Basis of Presentation and Use of Non-GAAP Measures:
When discussing volume we refer to “depletions,” a term that is commonly used in the beverage alcohol industry. We define “depletions” as either (a) our shipments directly to retailers or wholesalers, or (b) shipments from our third-party distributor customers to retailers and wholesalers. Because we generally record revenues when we ship our products to our customers, our reported sales for a period do not necessarily reflect actual consumer purchases during that period. We believe that our depletions measure volume in a way that more closely reflects consumer demand than our shipments do.
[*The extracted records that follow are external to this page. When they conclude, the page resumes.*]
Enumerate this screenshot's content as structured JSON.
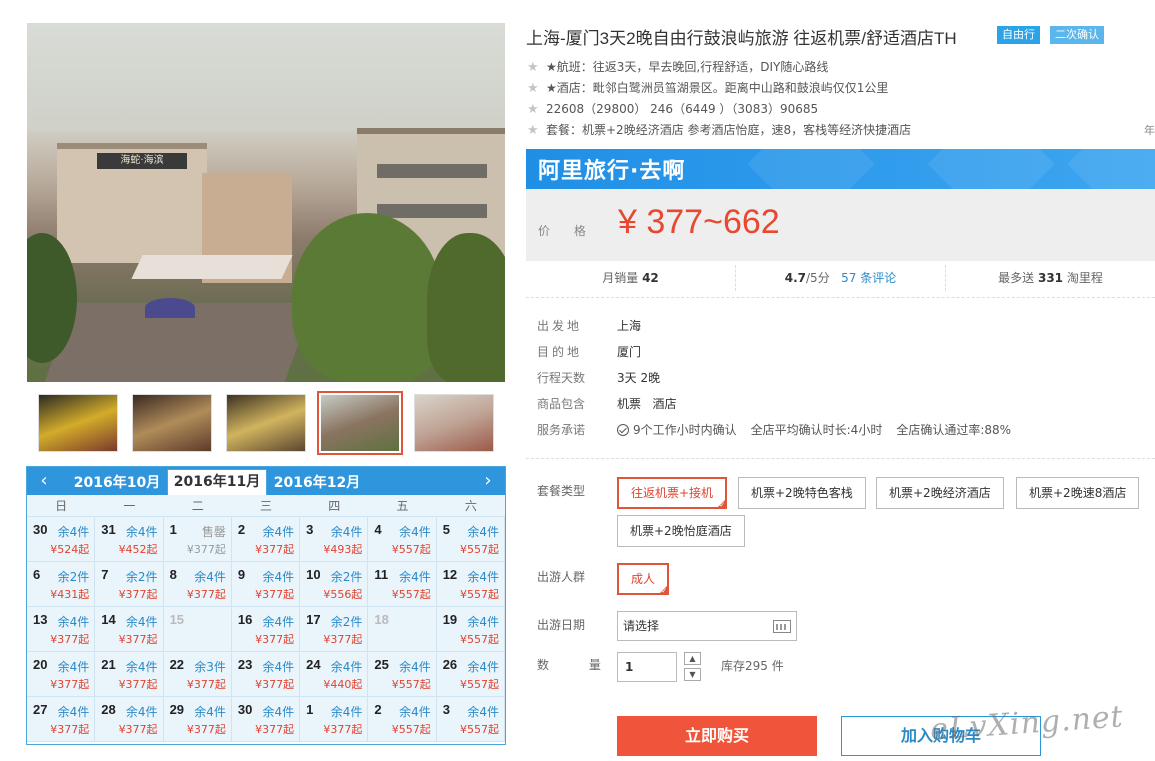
{
  "product": {
    "title": "上海-厦门3天2晚自由行鼓浪屿旅游 往返机票/舒适酒店TH",
    "tags": [
      "自由行",
      "二次确认"
    ],
    "brief": [
      "★航班：往返3天，早去晚回,行程舒适，DIY随心路线",
      "★酒店：毗邻白鹭洲员筜湖景区。距离中山路和鼓浪屿仅仅1公里",
      "22608（29800） 246（6449 ）（3083）90685",
      "套餐：机票+2晚经济酒店 参考酒店怡庭，速8，客栈等经济快捷酒店"
    ],
    "brief_more": "年"
  },
  "price_box": {
    "brand": "阿里旅行·去啊",
    "label": "价 格",
    "price": "¥ 377~662"
  },
  "stats": {
    "monthly_label": "月销量",
    "monthly_value": "42",
    "rating": "4.7",
    "rating_suffix": "/5分",
    "reviews": "57 条评论",
    "points_prefix": "最多送",
    "points_value": "331",
    "points_suffix": "淘里程"
  },
  "info": [
    {
      "key": "出发地",
      "value": "上海"
    },
    {
      "key": "目的地",
      "value": "厦门"
    },
    {
      "key": "行程天数",
      "value": "3天 2晚"
    },
    {
      "key": "商品包含",
      "value": "机票   酒店"
    }
  ],
  "promise": {
    "key": "服务承诺",
    "items": [
      "9个工作小时内确认",
      "全店平均确认时长:4小时",
      "全店确认通过率:88%"
    ]
  },
  "options": {
    "package_label": "套餐类型",
    "packages": [
      "往返机票+接机",
      "机票+2晚特色客栈",
      "机票+2晚经济酒店",
      "机票+2晚速8酒店",
      "机票+2晚怡庭酒店"
    ],
    "crowd_label": "出游人群",
    "crowd": [
      "成人"
    ],
    "date_label": "出游日期",
    "date_placeholder": "请选择",
    "qty_label": "数 量",
    "qty_value": "1",
    "stock": "库存295 件"
  },
  "actions": {
    "buy": "立即购买",
    "cart": "加入购物车"
  },
  "watermark": "eLvXing.net",
  "calendar": {
    "months": [
      "2016年10月",
      "2016年11月",
      "2016年12月"
    ],
    "active_month": 1,
    "weekdays": [
      "日",
      "一",
      "二",
      "三",
      "四",
      "五",
      "六"
    ],
    "days": [
      {
        "d": "30",
        "s": "余4件",
        "p": "¥524起"
      },
      {
        "d": "31",
        "s": "余4件",
        "p": "¥452起"
      },
      {
        "d": "1",
        "s": "售罄",
        "p": "¥377起",
        "sold": true
      },
      {
        "d": "2",
        "s": "余4件",
        "p": "¥377起"
      },
      {
        "d": "3",
        "s": "余4件",
        "p": "¥493起"
      },
      {
        "d": "4",
        "s": "余4件",
        "p": "¥557起"
      },
      {
        "d": "5",
        "s": "余4件",
        "p": "¥557起"
      },
      {
        "d": "6",
        "s": "余2件",
        "p": "¥431起"
      },
      {
        "d": "7",
        "s": "余2件",
        "p": "¥377起"
      },
      {
        "d": "8",
        "s": "余4件",
        "p": "¥377起"
      },
      {
        "d": "9",
        "s": "余4件",
        "p": "¥377起"
      },
      {
        "d": "10",
        "s": "余2件",
        "p": "¥556起"
      },
      {
        "d": "11",
        "s": "余4件",
        "p": "¥557起"
      },
      {
        "d": "12",
        "s": "余4件",
        "p": "¥557起"
      },
      {
        "d": "13",
        "s": "余4件",
        "p": "¥377起"
      },
      {
        "d": "14",
        "s": "余4件",
        "p": "¥377起"
      },
      {
        "d": "15",
        "s": "",
        "p": "",
        "disabled": true
      },
      {
        "d": "16",
        "s": "余4件",
        "p": "¥377起"
      },
      {
        "d": "17",
        "s": "余2件",
        "p": "¥377起"
      },
      {
        "d": "18",
        "s": "",
        "p": "",
        "disabled": true
      },
      {
        "d": "19",
        "s": "余4件",
        "p": "¥557起"
      },
      {
        "d": "20",
        "s": "余4件",
        "p": "¥377起"
      },
      {
        "d": "21",
        "s": "余4件",
        "p": "¥377起"
      },
      {
        "d": "22",
        "s": "余3件",
        "p": "¥377起"
      },
      {
        "d": "23",
        "s": "余4件",
        "p": "¥377起"
      },
      {
        "d": "24",
        "s": "余4件",
        "p": "¥440起"
      },
      {
        "d": "25",
        "s": "余4件",
        "p": "¥557起"
      },
      {
        "d": "26",
        "s": "余4件",
        "p": "¥557起"
      },
      {
        "d": "27",
        "s": "余4件",
        "p": "¥377起"
      },
      {
        "d": "28",
        "s": "余4件",
        "p": "¥377起"
      },
      {
        "d": "29",
        "s": "余4件",
        "p": "¥377起"
      },
      {
        "d": "30",
        "s": "余4件",
        "p": "¥377起"
      },
      {
        "d": "1",
        "s": "余4件",
        "p": "¥377起"
      },
      {
        "d": "2",
        "s": "余4件",
        "p": "¥557起"
      },
      {
        "d": "3",
        "s": "余4件",
        "p": "¥557起"
      }
    ]
  },
  "main_photo": {
    "sign": "海蛇·海滨"
  },
  "thumbs": [
    {
      "colors": [
        "#2b2a24",
        "#d3ac2a",
        "#7a3a2c"
      ]
    },
    {
      "colors": [
        "#3b2a22",
        "#b08c5a",
        "#5e3b2a"
      ]
    },
    {
      "colors": [
        "#3c3322",
        "#d1b45e",
        "#5b4631"
      ]
    },
    {
      "colors": [
        "#c6cbc6",
        "#8a7460",
        "#5e7141"
      ]
    },
    {
      "colors": [
        "#d9d4c9",
        "#c0a496",
        "#9b5a4a"
      ]
    }
  ]
}
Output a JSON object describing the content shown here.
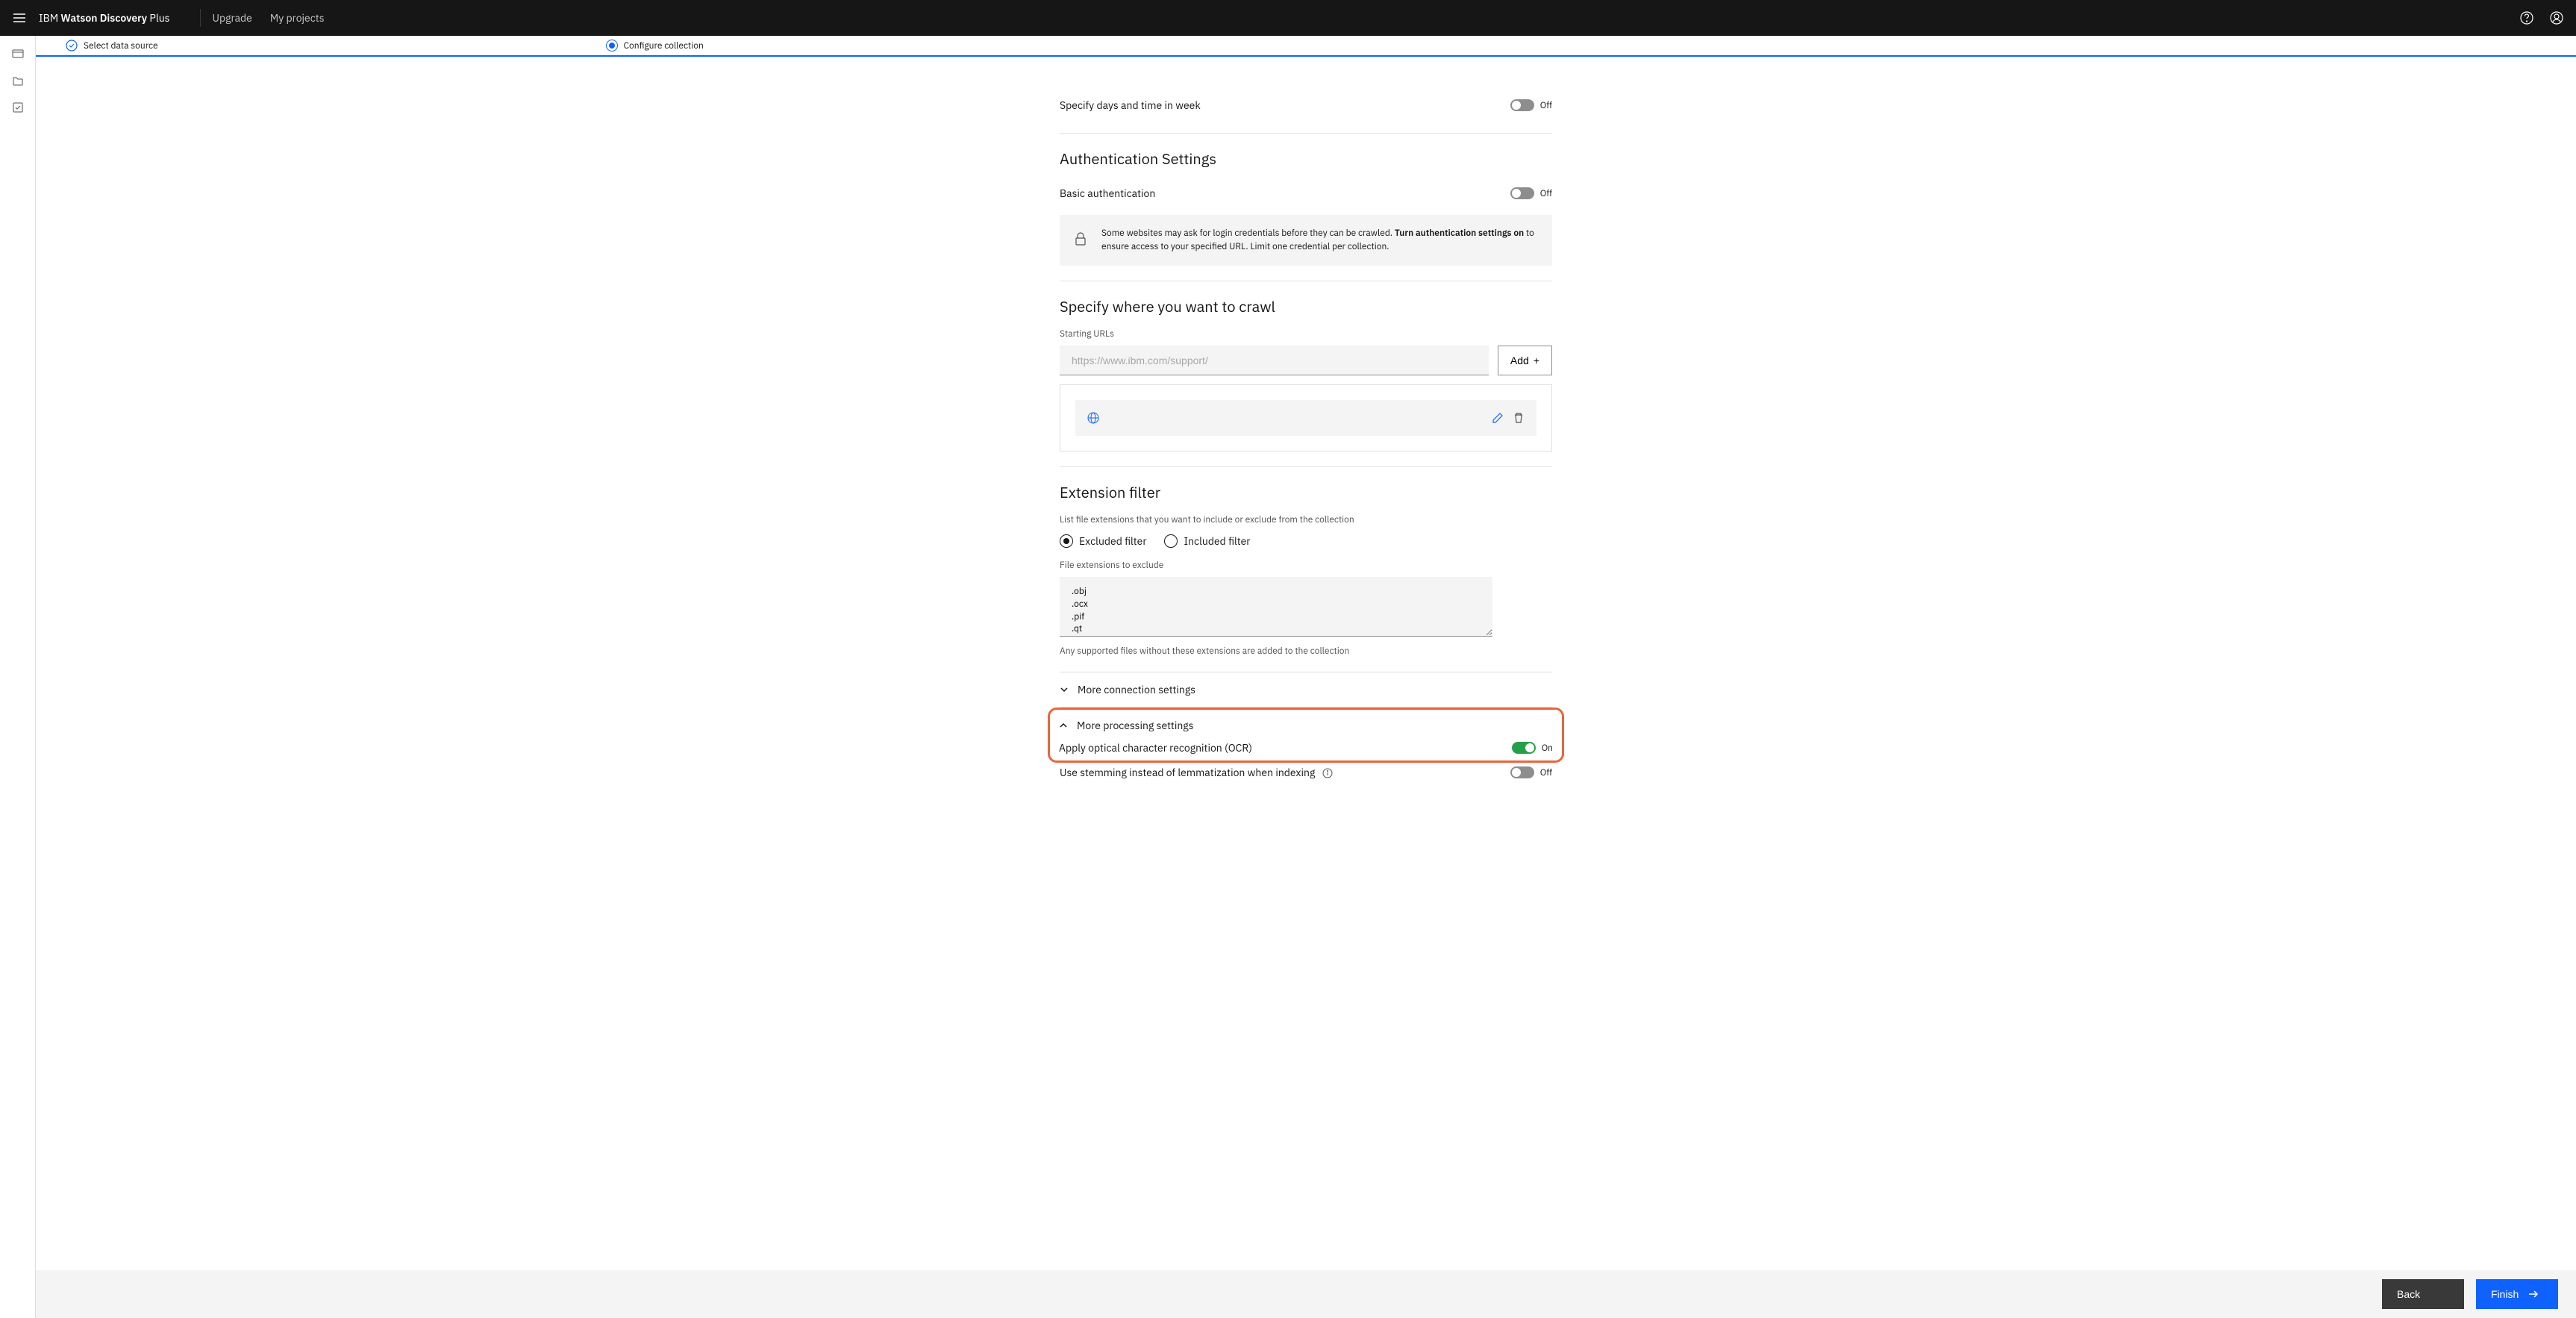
{
  "header": {
    "brand_prefix": "IBM ",
    "brand_bold": "Watson Discovery",
    "brand_suffix": " Plus",
    "upgrade": "Upgrade",
    "my_projects": "My projects"
  },
  "progress": {
    "step1": "Select data source",
    "step2": "Configure collection"
  },
  "schedule": {
    "specify_days_label": "Specify days and time in week",
    "specify_days_state": "Off"
  },
  "auth": {
    "title": "Authentication Settings",
    "basic_label": "Basic authentication",
    "basic_state": "Off",
    "info_pre": "Some websites may ask for login credentials before they can be crawled. ",
    "info_bold": "Turn authentication settings on",
    "info_post": " to ensure access to your specified URL. Limit one credential per collection."
  },
  "crawl": {
    "title": "Specify where you want to crawl",
    "starting_urls_label": "Starting URLs",
    "url_placeholder": "https://www.ibm.com/support/",
    "add_button": "Add"
  },
  "extfilter": {
    "title": "Extension filter",
    "desc": "List file extensions that you want to include or exclude from the collection",
    "excluded_label": "Excluded filter",
    "included_label": "Included filter",
    "extensions_label": "File extensions to exclude",
    "extensions_value": ".obj\n.ocx\n.pif\n.qt\n.ra",
    "help": "Any supported files without these extensions are added to the collection"
  },
  "accordions": {
    "connection": "More connection settings",
    "processing": "More processing settings"
  },
  "processing": {
    "ocr_label": "Apply optical character recognition (OCR)",
    "ocr_state": "On",
    "stemming_label": "Use stemming instead of lemmatization when indexing",
    "stemming_state": "Off"
  },
  "footer": {
    "back": "Back",
    "finish": "Finish"
  }
}
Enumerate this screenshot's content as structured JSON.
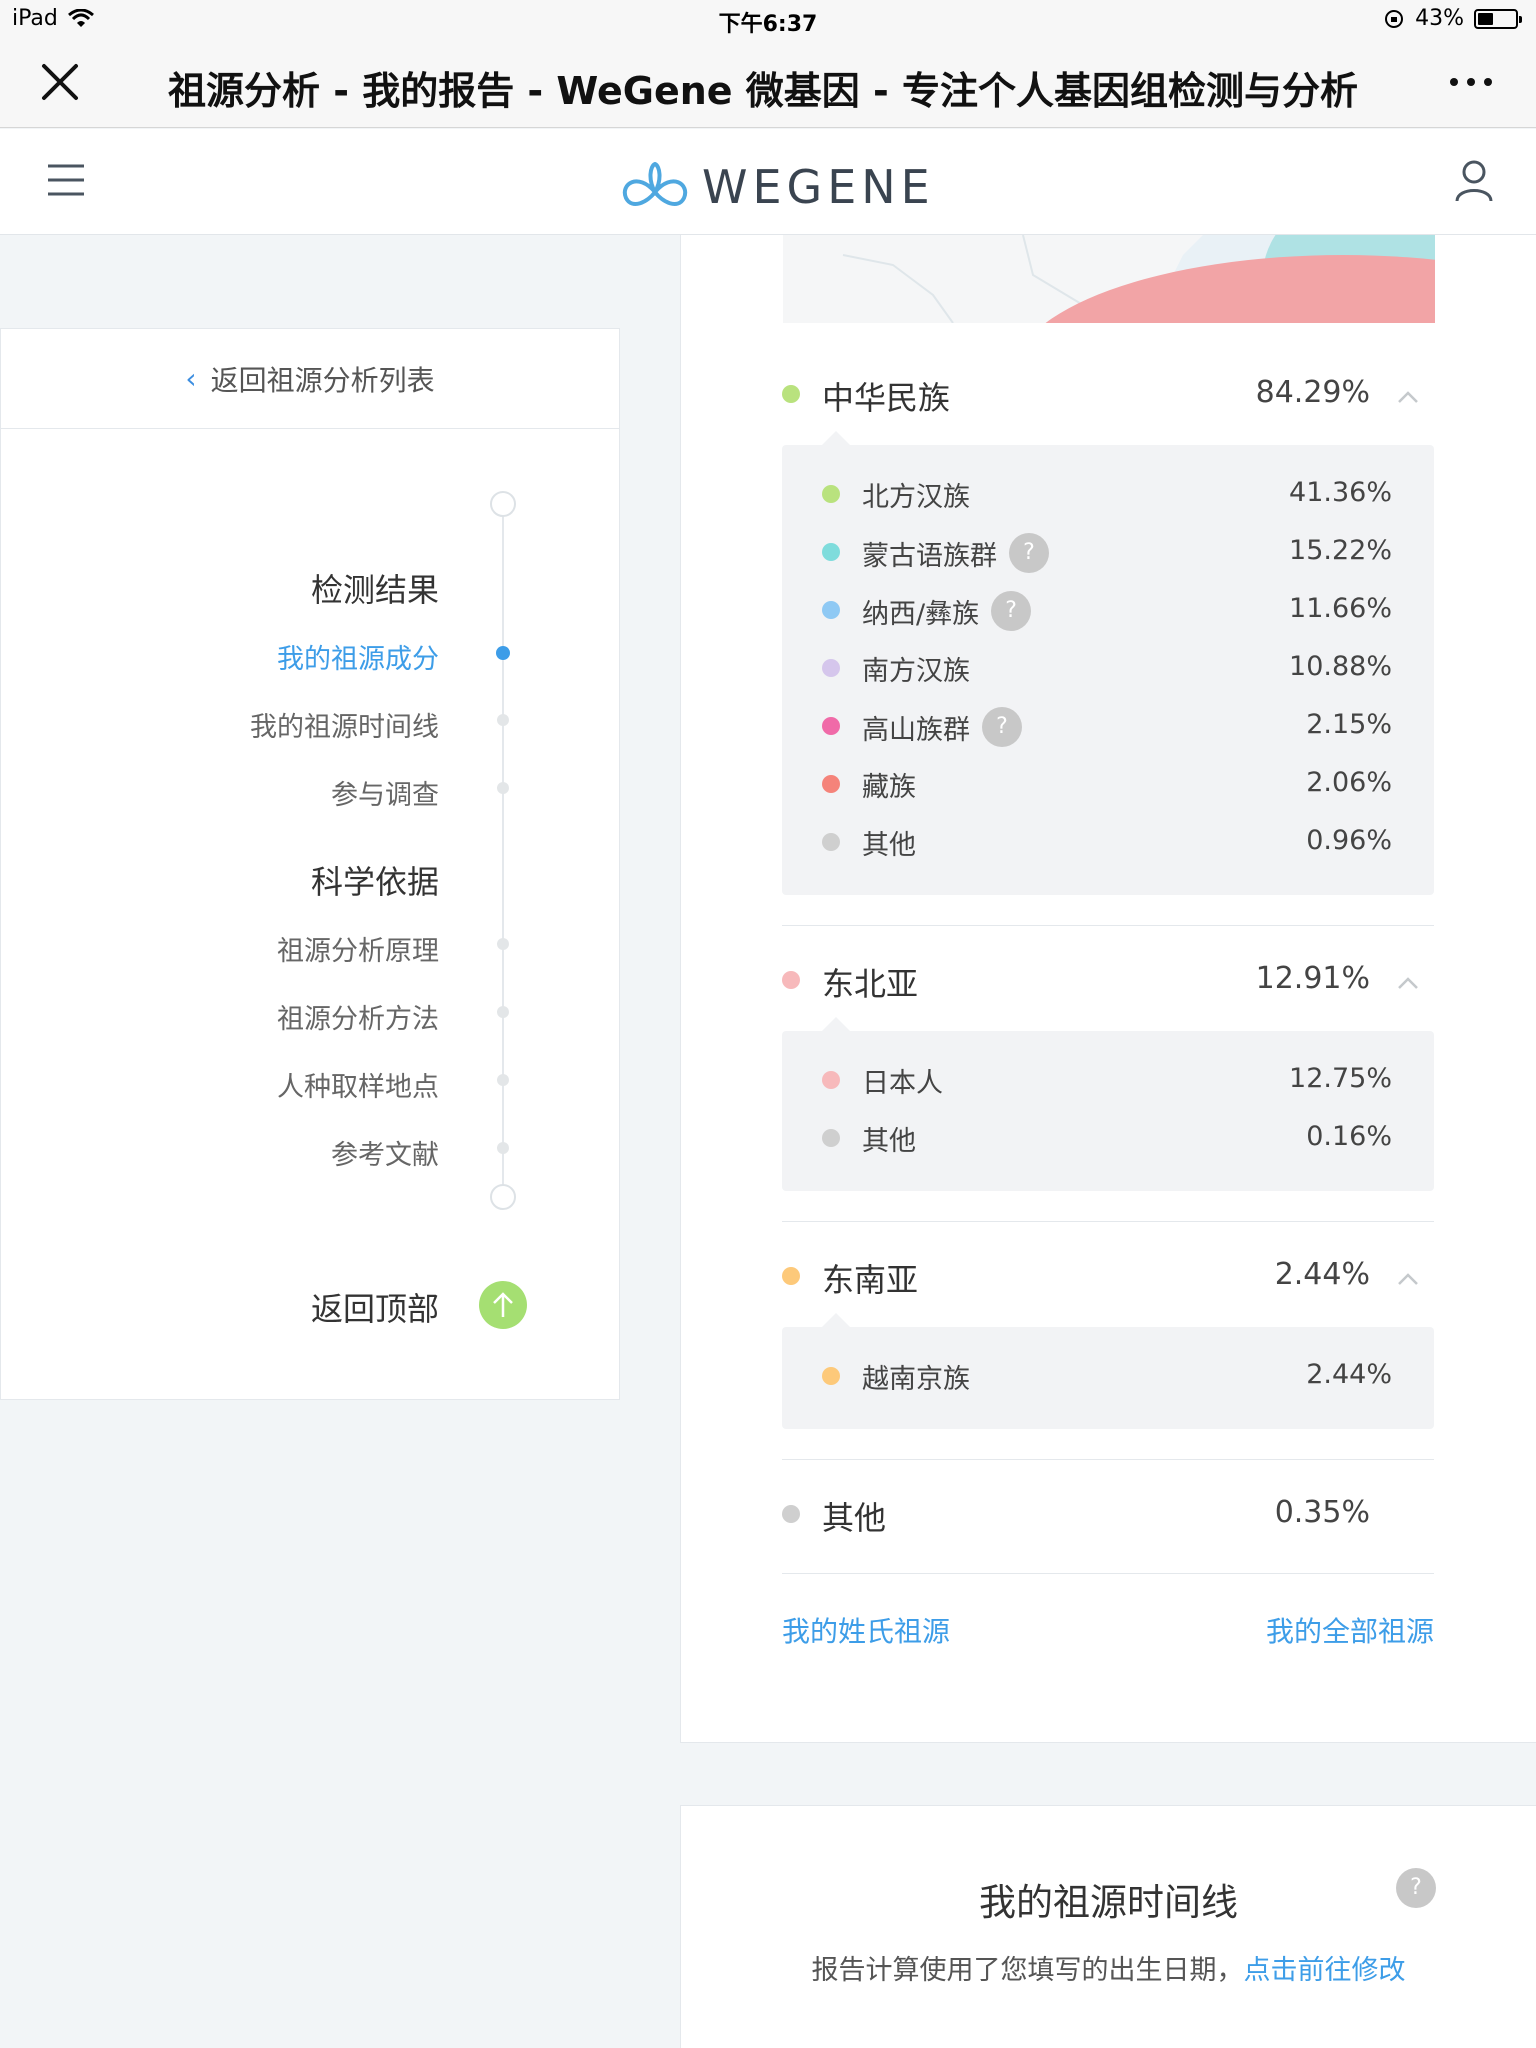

“Constant currency” change is a non-GAAP measure that represents the percentage change in financial results reported in accordance with U.S. GAAP but with the cost or benefit of foreign exchange movements removed. We use this measure to understand changes in our business on a constant U.S. dollar basis, as fluctuations in exchange rates can distort the underlying change both positively and negatively. To neutralize the effect of foreign exchange fluctuations when comparing across periods, we translate current-year results at prior-year rates.
“Underlying” change is a non-GAAP measure that represents constant-currency change further adjusted for items that we believe do not reflect the underlying performance of our business. To calculate underlying change for the quarter and the six month period ended October 31, 2013, we adjust constant-currency change for estimated net changes in trade inventories, a measure which is defined below.
“Estimated net change in trade inventories” refers to the estimated financial impact of changes in distributor inventories for our brands. We calculate this impact using depletion information provided to us by our distributors to estimate the effect of distributor inventory changes on changes in our key measures. We believe that separately identifying the impact of this item presents a more accurate picture of consumer demand for our brands.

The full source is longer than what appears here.